CLAMPING LOSSES OF FOLDED- AND STRAIGHT-BEAM MEMS RESONATORS MADE FROM POLYCRYSTALLINE 3C-SiC FILMS

Abstract

This paper presents an analysis of clamping losses in microelectromechanical systems (MEMS)-based, flexural mode silicon carbide (SiC) lateral resonators. The study includes folded- and straight-beam resonators made from (111) polycrystalline 3 C - SiC side by side. The device testing was conducted at 30 μTorr using a transimpedance-amplifier-based circuit to measure the total quality factor.

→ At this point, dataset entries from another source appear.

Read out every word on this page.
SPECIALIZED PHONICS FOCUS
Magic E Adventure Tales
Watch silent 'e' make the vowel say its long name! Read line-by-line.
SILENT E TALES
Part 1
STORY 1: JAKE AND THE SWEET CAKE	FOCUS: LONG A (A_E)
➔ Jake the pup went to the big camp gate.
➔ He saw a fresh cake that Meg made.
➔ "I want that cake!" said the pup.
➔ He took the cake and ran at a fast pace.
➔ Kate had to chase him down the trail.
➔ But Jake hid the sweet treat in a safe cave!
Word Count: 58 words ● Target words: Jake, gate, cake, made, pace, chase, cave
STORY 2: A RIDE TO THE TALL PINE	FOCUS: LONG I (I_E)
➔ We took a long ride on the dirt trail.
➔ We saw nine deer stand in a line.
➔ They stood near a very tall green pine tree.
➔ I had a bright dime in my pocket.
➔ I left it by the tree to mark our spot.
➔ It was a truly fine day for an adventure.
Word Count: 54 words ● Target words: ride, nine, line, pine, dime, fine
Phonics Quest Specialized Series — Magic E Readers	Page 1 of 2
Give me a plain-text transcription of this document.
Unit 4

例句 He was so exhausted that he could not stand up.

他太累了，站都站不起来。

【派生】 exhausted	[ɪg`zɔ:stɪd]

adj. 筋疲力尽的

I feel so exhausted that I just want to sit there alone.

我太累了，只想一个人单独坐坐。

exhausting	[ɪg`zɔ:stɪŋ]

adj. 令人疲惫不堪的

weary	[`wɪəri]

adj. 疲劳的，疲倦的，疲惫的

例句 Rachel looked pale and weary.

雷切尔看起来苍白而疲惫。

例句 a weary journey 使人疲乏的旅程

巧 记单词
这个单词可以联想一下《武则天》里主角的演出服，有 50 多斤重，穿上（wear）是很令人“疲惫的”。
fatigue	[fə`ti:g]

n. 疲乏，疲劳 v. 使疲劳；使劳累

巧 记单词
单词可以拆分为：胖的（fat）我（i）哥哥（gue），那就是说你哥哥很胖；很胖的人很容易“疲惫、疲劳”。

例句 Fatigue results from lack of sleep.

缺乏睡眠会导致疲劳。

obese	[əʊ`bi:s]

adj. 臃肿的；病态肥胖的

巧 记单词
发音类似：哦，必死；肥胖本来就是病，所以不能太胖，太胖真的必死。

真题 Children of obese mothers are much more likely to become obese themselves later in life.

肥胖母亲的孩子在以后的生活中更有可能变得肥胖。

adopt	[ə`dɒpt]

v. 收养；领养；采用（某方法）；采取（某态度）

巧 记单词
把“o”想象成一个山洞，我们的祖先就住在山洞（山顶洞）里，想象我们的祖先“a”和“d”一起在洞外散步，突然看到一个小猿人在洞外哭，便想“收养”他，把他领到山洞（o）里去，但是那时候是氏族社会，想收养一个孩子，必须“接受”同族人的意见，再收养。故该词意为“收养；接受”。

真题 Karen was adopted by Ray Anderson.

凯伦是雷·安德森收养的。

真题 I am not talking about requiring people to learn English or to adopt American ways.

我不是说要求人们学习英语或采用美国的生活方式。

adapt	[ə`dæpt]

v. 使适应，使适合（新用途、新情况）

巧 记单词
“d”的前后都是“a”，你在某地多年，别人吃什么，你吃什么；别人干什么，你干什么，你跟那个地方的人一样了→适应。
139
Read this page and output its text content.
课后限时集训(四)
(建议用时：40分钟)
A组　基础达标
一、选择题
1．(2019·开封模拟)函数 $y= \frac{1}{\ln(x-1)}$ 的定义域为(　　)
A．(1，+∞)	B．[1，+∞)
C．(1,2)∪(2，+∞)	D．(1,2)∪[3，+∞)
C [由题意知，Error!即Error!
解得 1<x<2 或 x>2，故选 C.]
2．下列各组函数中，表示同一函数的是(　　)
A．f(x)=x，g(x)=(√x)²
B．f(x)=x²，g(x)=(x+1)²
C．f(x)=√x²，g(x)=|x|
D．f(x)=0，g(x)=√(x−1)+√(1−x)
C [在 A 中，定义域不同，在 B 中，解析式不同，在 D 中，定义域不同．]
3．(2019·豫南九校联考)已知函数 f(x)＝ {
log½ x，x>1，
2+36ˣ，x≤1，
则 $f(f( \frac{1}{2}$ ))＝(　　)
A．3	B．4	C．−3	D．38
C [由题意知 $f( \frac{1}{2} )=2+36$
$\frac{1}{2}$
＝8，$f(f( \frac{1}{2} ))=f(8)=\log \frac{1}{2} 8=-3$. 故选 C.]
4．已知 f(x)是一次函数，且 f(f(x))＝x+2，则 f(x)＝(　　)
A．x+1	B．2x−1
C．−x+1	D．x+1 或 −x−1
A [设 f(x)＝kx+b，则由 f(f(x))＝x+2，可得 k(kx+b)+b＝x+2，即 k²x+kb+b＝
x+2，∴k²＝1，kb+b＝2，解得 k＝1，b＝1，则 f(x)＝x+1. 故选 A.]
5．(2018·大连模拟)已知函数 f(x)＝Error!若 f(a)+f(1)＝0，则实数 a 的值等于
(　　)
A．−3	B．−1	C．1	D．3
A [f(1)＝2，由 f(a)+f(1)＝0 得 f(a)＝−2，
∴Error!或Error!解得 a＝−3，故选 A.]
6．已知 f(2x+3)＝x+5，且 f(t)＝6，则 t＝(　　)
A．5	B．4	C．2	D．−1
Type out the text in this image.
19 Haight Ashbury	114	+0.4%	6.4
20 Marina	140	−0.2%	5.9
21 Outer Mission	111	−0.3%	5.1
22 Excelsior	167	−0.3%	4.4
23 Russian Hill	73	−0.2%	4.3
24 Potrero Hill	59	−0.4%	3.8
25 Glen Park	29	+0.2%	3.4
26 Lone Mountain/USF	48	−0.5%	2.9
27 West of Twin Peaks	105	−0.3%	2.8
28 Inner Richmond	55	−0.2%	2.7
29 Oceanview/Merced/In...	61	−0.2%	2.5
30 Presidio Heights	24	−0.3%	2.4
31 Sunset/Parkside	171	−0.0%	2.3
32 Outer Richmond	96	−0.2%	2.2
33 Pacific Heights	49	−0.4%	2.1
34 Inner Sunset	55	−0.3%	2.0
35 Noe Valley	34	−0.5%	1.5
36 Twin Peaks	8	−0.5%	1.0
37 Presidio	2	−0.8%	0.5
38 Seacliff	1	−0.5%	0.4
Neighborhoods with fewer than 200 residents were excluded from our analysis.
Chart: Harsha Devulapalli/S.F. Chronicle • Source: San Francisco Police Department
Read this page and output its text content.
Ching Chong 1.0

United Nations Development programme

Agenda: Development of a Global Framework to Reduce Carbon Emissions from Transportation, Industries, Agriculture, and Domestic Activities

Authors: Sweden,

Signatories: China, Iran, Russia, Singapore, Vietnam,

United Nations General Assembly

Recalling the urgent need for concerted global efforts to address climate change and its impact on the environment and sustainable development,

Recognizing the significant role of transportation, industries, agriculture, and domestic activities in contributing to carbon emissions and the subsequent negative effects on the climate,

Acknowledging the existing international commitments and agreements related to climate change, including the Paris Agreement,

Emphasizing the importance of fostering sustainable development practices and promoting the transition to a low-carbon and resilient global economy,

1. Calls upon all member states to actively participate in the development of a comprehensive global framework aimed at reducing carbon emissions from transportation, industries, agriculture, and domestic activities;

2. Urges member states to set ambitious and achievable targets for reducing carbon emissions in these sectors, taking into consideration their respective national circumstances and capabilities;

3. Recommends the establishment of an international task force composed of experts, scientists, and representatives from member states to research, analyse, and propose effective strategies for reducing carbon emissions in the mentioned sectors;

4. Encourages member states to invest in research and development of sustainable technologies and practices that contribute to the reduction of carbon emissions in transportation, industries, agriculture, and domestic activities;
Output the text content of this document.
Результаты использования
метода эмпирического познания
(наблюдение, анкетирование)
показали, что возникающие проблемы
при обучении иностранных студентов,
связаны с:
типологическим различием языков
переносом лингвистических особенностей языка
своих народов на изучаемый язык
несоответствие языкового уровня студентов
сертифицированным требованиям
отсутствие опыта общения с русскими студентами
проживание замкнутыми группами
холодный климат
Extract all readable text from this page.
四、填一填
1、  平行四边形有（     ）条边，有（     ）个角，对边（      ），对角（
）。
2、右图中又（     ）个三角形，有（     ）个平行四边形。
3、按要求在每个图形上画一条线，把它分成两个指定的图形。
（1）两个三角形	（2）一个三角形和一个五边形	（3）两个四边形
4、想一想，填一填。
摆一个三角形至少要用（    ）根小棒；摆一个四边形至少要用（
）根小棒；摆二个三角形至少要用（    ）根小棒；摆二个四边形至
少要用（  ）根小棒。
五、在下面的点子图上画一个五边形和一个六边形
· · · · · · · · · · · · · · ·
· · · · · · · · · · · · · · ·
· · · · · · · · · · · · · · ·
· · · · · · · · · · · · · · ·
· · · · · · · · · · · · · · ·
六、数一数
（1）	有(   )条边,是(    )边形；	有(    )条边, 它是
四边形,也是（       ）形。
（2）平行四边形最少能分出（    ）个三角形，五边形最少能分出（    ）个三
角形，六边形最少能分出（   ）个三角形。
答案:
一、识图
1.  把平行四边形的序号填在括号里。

It was found that thermoelastic damping (TED) in SiC MEMS-based lateral resonators has minimal contributions to overall energy dissipation in the aforementioned devices. Moreover, the difference in material losses of these devices is negligible due to their similar microstructure. In this case, clamping losses are responsible when one is comparing the energy dissipation mechanism of these two types of resonators. The findings showed that the total losses for a folded-beam resonator were reduced by more than 10 times that for a straight-beam resonator when the beam lengths were set at 150 μm and operated at the same level of resonant frequency. The clamping coefficient of the folded-beam resonator was between 0.7 and 1.8, suggesting that the effective dimension of a folded-beam resonator should include part of the proof mass.